What is the difference between what we can see on replay in the Kentucky-LSU game and the Duke-Louisville game?

Truth be told, there is no difference, and the way that these events played out last night should change the way that the end of college basketball games work. There’s absolutely no reason to have the ability to go back, look at the monitor, see that the call that was made was clearly incorrect and then not be allowed to change the call.

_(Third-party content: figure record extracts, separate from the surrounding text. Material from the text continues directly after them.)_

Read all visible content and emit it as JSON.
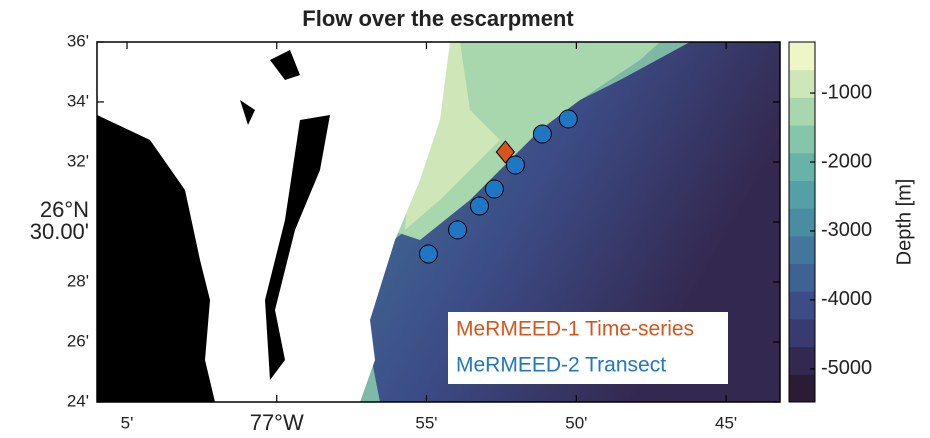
{
  "chart_data": {
    "type": "map",
    "title": "Flow over the escarpment",
    "xlim": [
      -77.1,
      -76.72
    ],
    "ylim": [
      26.4,
      26.6
    ],
    "xticks": [
      {
        "value": -77.0833,
        "label": "5'"
      },
      {
        "value": -77,
        "label": "77°W"
      },
      {
        "value": -76.9167,
        "label": "55'"
      },
      {
        "value": -76.8333,
        "label": "50'"
      },
      {
        "value": -76.75,
        "label": "45'"
      }
    ],
    "yticks": [
      {
        "value": 26.4,
        "label": "24'"
      },
      {
        "value": 26.4333,
        "label": "26'"
      },
      {
        "value": 26.4667,
        "label": "28'"
      },
      {
        "value": 26.5,
        "label": "26°N 30.00'"
      },
      {
        "value": 26.5333,
        "label": "32'"
      },
      {
        "value": 26.5667,
        "label": "34'"
      },
      {
        "value": 26.6,
        "label": "36'"
      }
    ],
    "series": [
      {
        "name": "MeRMEED-1 Time-series",
        "color": "#d9541a",
        "marker": "diamond",
        "x": [
          -76.8728
        ],
        "y": [
          26.5389
        ]
      },
      {
        "name": "MeRMEED-2 Transect",
        "color": "#1f77c4",
        "marker": "circle",
        "x": [
          -76.9156,
          -76.8994,
          -76.8872,
          -76.8789,
          -76.8672,
          -76.8522,
          -76.8378
        ],
        "y": [
          26.4822,
          26.4956,
          26.5089,
          26.5183,
          26.5317,
          26.5489,
          26.5572
        ]
      }
    ],
    "legend": "lower right",
    "colorbar": {
      "label": "Depth [m]",
      "clim": [
        -5480,
        -260
      ],
      "ticks": [
        -5000,
        -4000,
        -3000,
        -2000,
        -1000
      ],
      "colors": [
        "#2b1c35",
        "#33284f",
        "#393a6d",
        "#3c4c86",
        "#3e6293",
        "#42779b",
        "#4a8ca1",
        "#55a0a6",
        "#68b3a8",
        "#85c5a9",
        "#a8d6ad",
        "#cfe6b8",
        "#eef5c6"
      ]
    }
  }
}
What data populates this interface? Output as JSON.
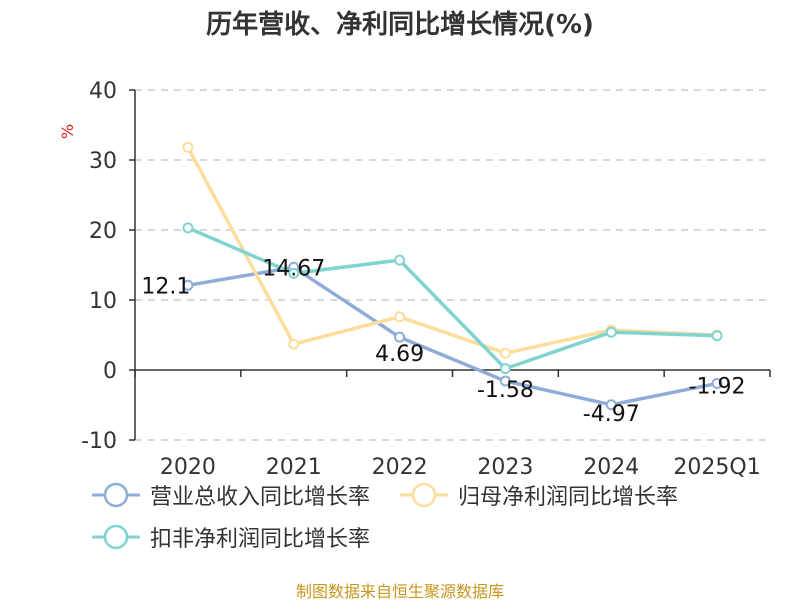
{
  "title": "历年营收、净利同比增长情况(%)",
  "unit_label": "%",
  "source": "制图数据来自恒生聚源数据库",
  "colors": {
    "revenue": "#8eacd8",
    "net_profit": "#fddc9c",
    "deducted_profit": "#80d4d0",
    "grid": "#cccccc",
    "axis": "#333333"
  },
  "chart_data": {
    "type": "line",
    "title": "历年营收、净利同比增长情况(%)",
    "ylabel": "%",
    "xlabel": "",
    "categories": [
      "2020",
      "2021",
      "2022",
      "2023",
      "2024",
      "2025Q1"
    ],
    "ylim": [
      -10,
      40
    ],
    "yticks": [
      40,
      30,
      20,
      10,
      0,
      -10
    ],
    "grid": true,
    "legend_position": "bottom",
    "series": [
      {
        "name": "营业总收入同比增长率",
        "color": "#8eacd8",
        "values": [
          12.1,
          14.67,
          4.69,
          -1.58,
          -4.97,
          -1.92
        ],
        "labels": [
          "12.1",
          "14.67",
          "4.69",
          "-1.58",
          "-4.97",
          "-1.92"
        ]
      },
      {
        "name": "归母净利润同比增长率",
        "color": "#fddc9c",
        "values": [
          31.8,
          3.7,
          7.6,
          2.4,
          5.7,
          5.0
        ]
      },
      {
        "name": "扣非净利润同比增长率",
        "color": "#80d4d0",
        "values": [
          20.3,
          13.8,
          15.7,
          0.2,
          5.4,
          4.9
        ]
      }
    ]
  }
}
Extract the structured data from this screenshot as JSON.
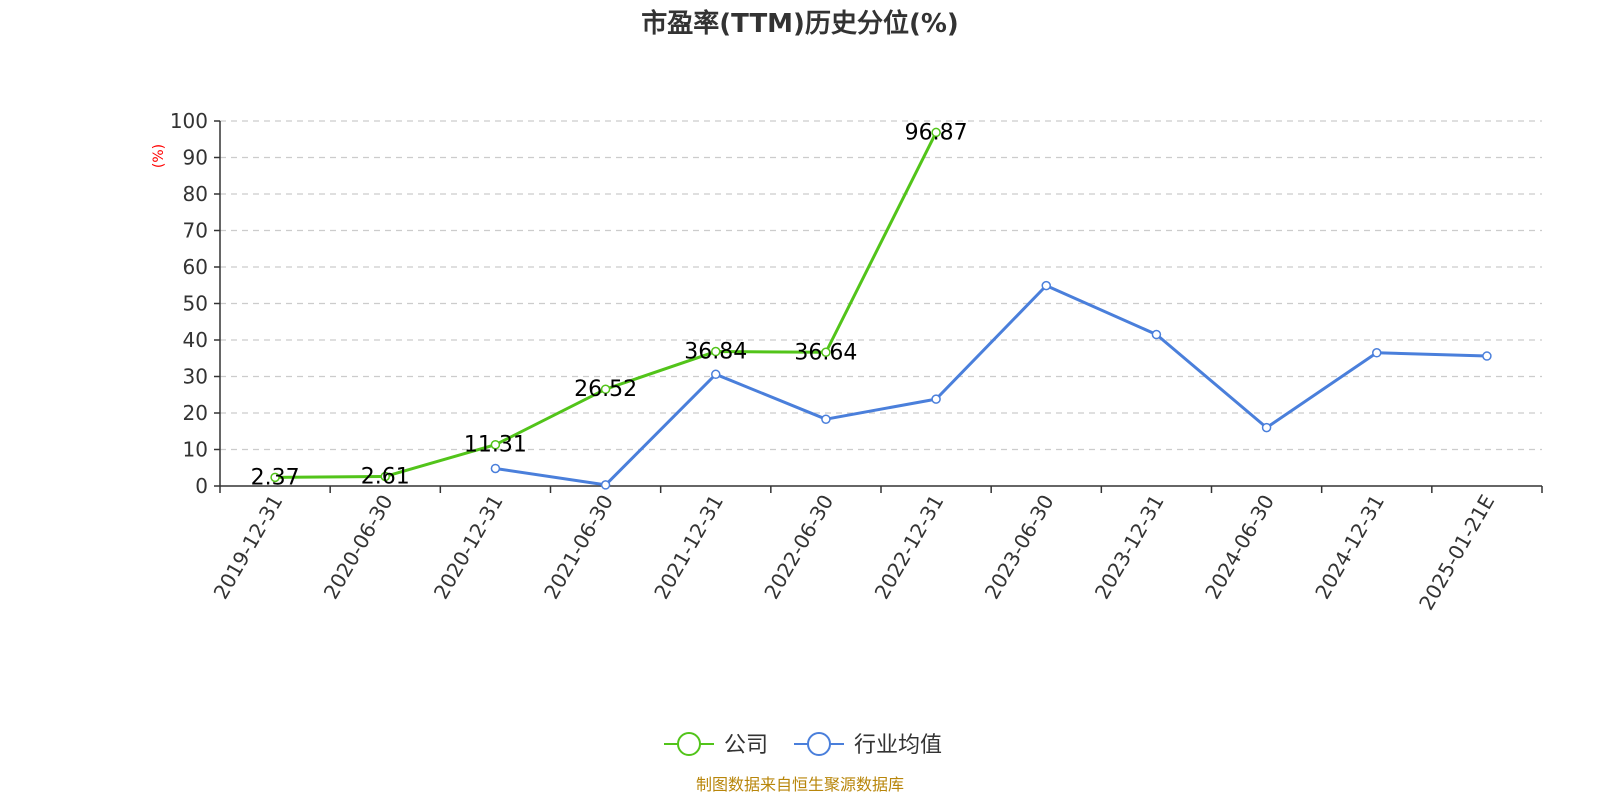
{
  "chart_data": {
    "type": "line",
    "title": "市盈率(TTM)历史分位(%)",
    "ylabel": "(%)",
    "ylim": [
      0,
      100
    ],
    "yticks": [
      0,
      10,
      20,
      30,
      40,
      50,
      60,
      70,
      80,
      90,
      100
    ],
    "categories": [
      "2019-12-31",
      "2020-06-30",
      "2020-12-31",
      "2021-06-30",
      "2021-12-31",
      "2022-06-30",
      "2022-12-31",
      "2023-06-30",
      "2023-12-31",
      "2024-06-30",
      "2024-12-31",
      "2025-01-21E"
    ],
    "grid": true,
    "legend_position": "bottom",
    "series": [
      {
        "name": "公司",
        "color": "#52c41a",
        "values": [
          2.37,
          2.61,
          11.31,
          26.52,
          36.84,
          36.64,
          96.87,
          null,
          null,
          null,
          null,
          null
        ],
        "labels": [
          "2.37",
          "2.61",
          "11.31",
          "26.52",
          "36.84",
          "36.64",
          "96.87",
          null,
          null,
          null,
          null,
          null
        ]
      },
      {
        "name": "行业均值",
        "color": "#4a7fdb",
        "values": [
          null,
          null,
          4.8,
          0.3,
          30.6,
          18.3,
          23.8,
          54.9,
          41.5,
          16.0,
          36.5,
          35.6
        ],
        "labels": null
      }
    ],
    "source": "制图数据来自恒生聚源数据库"
  }
}
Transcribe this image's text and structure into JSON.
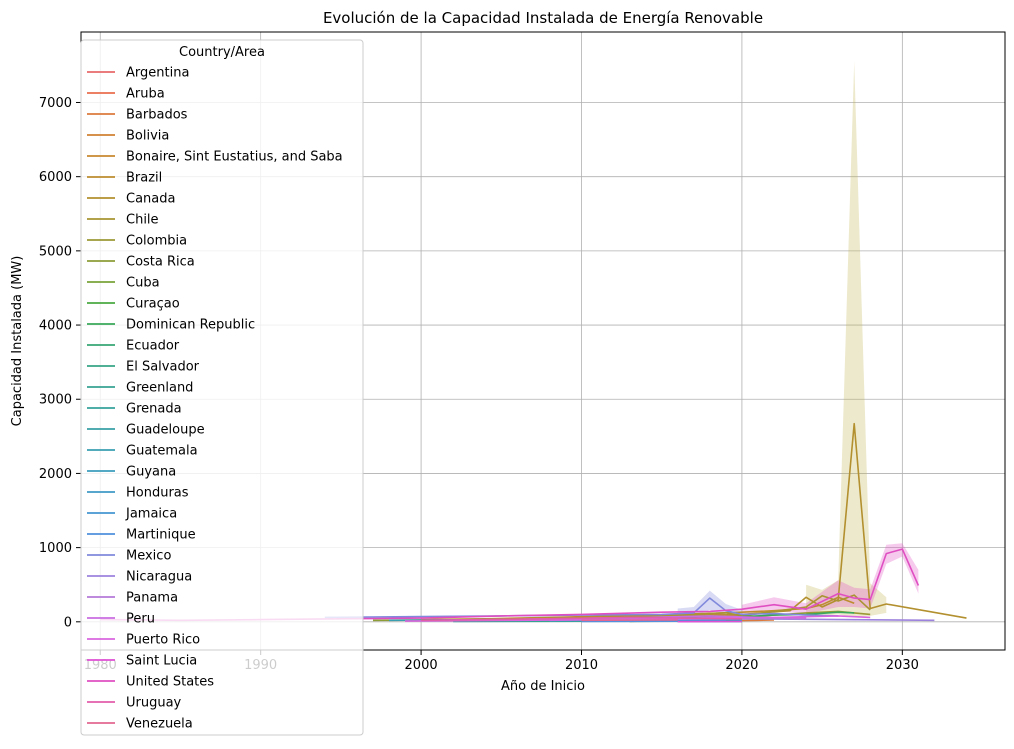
{
  "chart_data": {
    "type": "line",
    "title": "Evolución de la Capacidad Instalada de Energía Renovable",
    "xlabel": "Año de Inicio",
    "ylabel": "Capacidad Instalada (MW)",
    "xlim": [
      1978.8,
      2036.4
    ],
    "ylim": [
      -380,
      7950
    ],
    "xticks": [
      1980,
      1990,
      2000,
      2010,
      2020,
      2030
    ],
    "yticks": [
      0,
      1000,
      2000,
      3000,
      4000,
      5000,
      6000,
      7000
    ],
    "grid": true,
    "legend": {
      "title": "Country/Area",
      "placement": "upper-left"
    },
    "series": [
      {
        "name": "Argentina",
        "color": "#e8696b",
        "x": [
          2011,
          2014,
          2016,
          2017,
          2018,
          2019,
          2020,
          2021
        ],
        "y": [
          60,
          50,
          70,
          85,
          110,
          90,
          70,
          60
        ]
      },
      {
        "name": "Aruba",
        "color": "#e86e4e",
        "x": [
          2011,
          2014,
          2018
        ],
        "y": [
          30,
          25,
          40
        ]
      },
      {
        "name": "Barbados",
        "color": "#dc7a3d",
        "x": [
          2017,
          2019,
          2021,
          2022
        ],
        "y": [
          10,
          15,
          20,
          25
        ]
      },
      {
        "name": "Bolivia",
        "color": "#d08233",
        "x": [
          2014,
          2017,
          2019,
          2021
        ],
        "y": [
          50,
          70,
          60,
          50
        ]
      },
      {
        "name": "Bonaire, Sint Eustatius, and Saba",
        "color": "#c7882f",
        "x": [
          2010,
          2016
        ],
        "y": [
          10,
          12
        ]
      },
      {
        "name": "Brazil",
        "color": "#bd8c2f",
        "x": [
          2000,
          2004,
          2008,
          2012,
          2016,
          2020,
          2022,
          2024,
          2025,
          2026,
          2027
        ],
        "y": [
          30,
          40,
          60,
          80,
          100,
          130,
          150,
          180,
          230,
          330,
          250
        ]
      },
      {
        "name": "Canada",
        "color": "#b3902f",
        "x": [
          1997,
          2000,
          2005,
          2010,
          2015,
          2020,
          2023,
          2024,
          2025,
          2026,
          2027,
          2028,
          2029,
          2034
        ],
        "y": [
          20,
          25,
          40,
          55,
          70,
          100,
          150,
          330,
          200,
          300,
          2670,
          180,
          240,
          50
        ]
      },
      {
        "name": "Chile",
        "color": "#a89532",
        "x": [
          2008,
          2012,
          2016,
          2019,
          2020,
          2022,
          2024,
          2025,
          2026,
          2027,
          2028
        ],
        "y": [
          40,
          60,
          90,
          120,
          80,
          140,
          200,
          350,
          280,
          360,
          160
        ]
      },
      {
        "name": "Colombia",
        "color": "#9b9935",
        "x": [
          2010,
          2015,
          2018,
          2020,
          2022,
          2024,
          2026,
          2028
        ],
        "y": [
          30,
          50,
          70,
          60,
          90,
          120,
          140,
          100
        ]
      },
      {
        "name": "Costa Rica",
        "color": "#8d9d37",
        "x": [
          1997,
          2002,
          2008,
          2012,
          2016,
          2020
        ],
        "y": [
          20,
          25,
          30,
          35,
          30,
          25
        ]
      },
      {
        "name": "Cuba",
        "color": "#7aa23a",
        "x": [
          2013,
          2016,
          2018,
          2020
        ],
        "y": [
          5,
          10,
          12,
          8
        ]
      },
      {
        "name": "Curaçao",
        "color": "#4caa42",
        "x": [
          2012,
          2017,
          2020
        ],
        "y": [
          10,
          15,
          12
        ]
      },
      {
        "name": "Dominican Republic",
        "color": "#3aa85a",
        "x": [
          2011,
          2016,
          2020,
          2022,
          2024,
          2026,
          2027
        ],
        "y": [
          30,
          50,
          70,
          90,
          100,
          130,
          120
        ]
      },
      {
        "name": "Ecuador",
        "color": "#38a675",
        "x": [
          2005,
          2010,
          2015,
          2020
        ],
        "y": [
          20,
          30,
          40,
          30
        ]
      },
      {
        "name": "El Salvador",
        "color": "#36a486",
        "x": [
          2000,
          2008,
          2016,
          2020,
          2024
        ],
        "y": [
          20,
          25,
          40,
          50,
          60
        ]
      },
      {
        "name": "Greenland",
        "color": "#36a292",
        "x": [
          2002,
          2010,
          2018
        ],
        "y": [
          5,
          8,
          10
        ]
      },
      {
        "name": "Grenada",
        "color": "#37a29c",
        "x": [
          2016,
          2020
        ],
        "y": [
          2,
          4
        ]
      },
      {
        "name": "Guadeloupe",
        "color": "#38a0a6",
        "x": [
          2008,
          2014,
          2020
        ],
        "y": [
          10,
          15,
          12
        ]
      },
      {
        "name": "Guatemala",
        "color": "#3a9fb0",
        "x": [
          1998,
          2005,
          2012,
          2018,
          2021
        ],
        "y": [
          20,
          30,
          40,
          50,
          40
        ]
      },
      {
        "name": "Guyana",
        "color": "#3c9dbb",
        "x": [
          2016,
          2020
        ],
        "y": [
          5,
          10
        ]
      },
      {
        "name": "Honduras",
        "color": "#3f9ac6",
        "x": [
          2001,
          2008,
          2014,
          2018,
          2020
        ],
        "y": [
          20,
          30,
          50,
          40,
          30
        ]
      },
      {
        "name": "Jamaica",
        "color": "#4596d2",
        "x": [
          2010,
          2016,
          2019
        ],
        "y": [
          10,
          20,
          15
        ]
      },
      {
        "name": "Martinique",
        "color": "#5190de",
        "x": [
          2010,
          2016,
          2020
        ],
        "y": [
          5,
          8,
          6
        ]
      },
      {
        "name": "Mexico",
        "color": "#8189dc",
        "x": [
          1994,
          2000,
          2005,
          2010,
          2015,
          2017,
          2018,
          2019,
          2020,
          2022,
          2024,
          2026
        ],
        "y": [
          60,
          70,
          80,
          90,
          100,
          120,
          320,
          150,
          100,
          110,
          90,
          80
        ]
      },
      {
        "name": "Nicaragua",
        "color": "#9d82dd",
        "x": [
          2000,
          2010,
          2016,
          2020,
          2026,
          2032
        ],
        "y": [
          20,
          30,
          35,
          40,
          30,
          20
        ]
      },
      {
        "name": "Panama",
        "color": "#b57ada",
        "x": [
          2008,
          2014,
          2019,
          2022,
          2024
        ],
        "y": [
          20,
          40,
          60,
          50,
          40
        ]
      },
      {
        "name": "Peru",
        "color": "#c96ee0",
        "x": [
          2002,
          2008,
          2014,
          2018,
          2021,
          2024
        ],
        "y": [
          20,
          40,
          60,
          80,
          60,
          50
        ]
      },
      {
        "name": "Puerto Rico",
        "color": "#d965de",
        "x": [
          1999,
          2006,
          2012,
          2018,
          2022,
          2026,
          2028
        ],
        "y": [
          10,
          20,
          30,
          50,
          60,
          80,
          60
        ]
      },
      {
        "name": "Saint Lucia",
        "color": "#e04fd4",
        "x": [
          2016,
          2020
        ],
        "y": [
          2,
          4
        ]
      },
      {
        "name": "United States",
        "color": "#e04fc2",
        "x": [
          1980,
          1985,
          1990,
          1995,
          2000,
          2005,
          2010,
          2015,
          2018,
          2020,
          2022,
          2024,
          2026,
          2027,
          2028,
          2029,
          2030,
          2031
        ],
        "y": [
          30,
          20,
          30,
          40,
          50,
          80,
          100,
          130,
          140,
          170,
          230,
          170,
          380,
          320,
          300,
          920,
          980,
          490
        ]
      },
      {
        "name": "Uruguay",
        "color": "#e25da9",
        "x": [
          2000,
          2008,
          2013,
          2016,
          2020
        ],
        "y": [
          20,
          40,
          60,
          50,
          40
        ]
      },
      {
        "name": "Venezuela",
        "color": "#e26690",
        "x": [
          2010,
          2016
        ],
        "y": [
          20,
          25
        ]
      }
    ],
    "bands": [
      {
        "series": "Canada",
        "x": [
          2024,
          2025,
          2026,
          2027,
          2028,
          2029
        ],
        "lower": [
          100,
          80,
          100,
          60,
          80,
          120
        ],
        "upper": [
          500,
          430,
          560,
          7550,
          520,
          330
        ],
        "color": "#c4b657"
      },
      {
        "series": "Mexico",
        "x": [
          2016,
          2017,
          2018,
          2019,
          2020
        ],
        "lower": [
          60,
          70,
          160,
          80,
          50
        ],
        "upper": [
          180,
          200,
          420,
          240,
          160
        ],
        "color": "#8189dc"
      },
      {
        "series": "United States",
        "x": [
          2020,
          2022,
          2024,
          2026,
          2027,
          2028,
          2029,
          2030,
          2031
        ],
        "lower": [
          110,
          140,
          110,
          200,
          200,
          180,
          780,
          880,
          380
        ],
        "upper": [
          230,
          330,
          250,
          560,
          460,
          440,
          1040,
          1060,
          700
        ],
        "color": "#e04fc2"
      }
    ]
  }
}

I would be hesitant to say that referees should be able to review any call in the final minute because it becomes a slippery slope. Are we going to review every foul call in the final minute, too? If everything is reviewable, as some people have suggested, are we going to go to the monitor because a coach is trying to get a basket waived off by arguing that a screen that was set earlier in the possession was, by the letter of the law, an illegal screen?

But basket interference?

Yeah, we need to get this one right.

And it wouldn’t be the first time that a bad call going against Kentucky has resulted in a rule change. We can now review whether or not a shot beat the shot block in large part due to this basket that was scored by Wisconsin’s Nigel Hayes in the 2015 Final Four, a call that helped cost Coach Cal an undefeated season.

“We’re like Wilt Chamberlain,” Cal said last night after the game. “We change rules.”